Minister Liu Zhenmin clarified this by pointing out how, in the 1980s, it wasn’t China but the Reagan administration that first called for an investigation into the phenomenon of what we now recognize as climate change. Ironic how a vast plurality of Reagan-worshiping Republicans today are the ones obstructing all attempts to fight climate change, with many denying its existence altogether.

“If you look at the history of climate change negotiations, actually it was initiated by the IPCC with the support of the Republicans during the Reagan and senior Bush administration during the late 1980s,” Zhenmin said in an obvious subtweet to Trump. He might as well have just up and said, “Sorry, but this shit’s actually on you.”

The conference taking place this week is reportedly meant to refine the Paris climate agreement and make decisions on its “finer points,” like how the treaty, which sets various goals for each country to substantially reduce carbon emissions in the years to come, will actually be enforced.

The historic treaty has been jeopardized through the election of Trump, who is allegedly looking for ways to pull out of it, as the United States, next to China, is a top global producer of carbon emissions, and it’s unlikely the treaty could be sustained if the U.S. were to pull out. Some, though, think Trump may actually keep the U.S. involved, as pulling out could result in substantial, retaliatory financial backlash by other countries involved.

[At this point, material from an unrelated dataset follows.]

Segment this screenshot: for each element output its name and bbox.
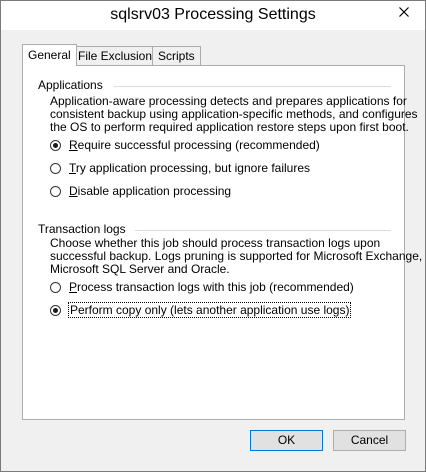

Whether or not Trump keeps us on board with the treaty, his presidency should raise serious concerns about the well-being of the planet and the most vulnerable demographics affected by climate change around the world and in poorer, predominantly minority communities in the United States. In an interview with alt-right media leader Steve Bannon, now Trump’s chief adviser, Trump not only dismissed climate change as “just weather,” but also bizarrely agreed with Bannon that for whatever reason, he had to choose between fighting “radical Islamic terror” and global warming (ah, the classic “either-or”). You can surely guess what our president-elect intends on prioritizing.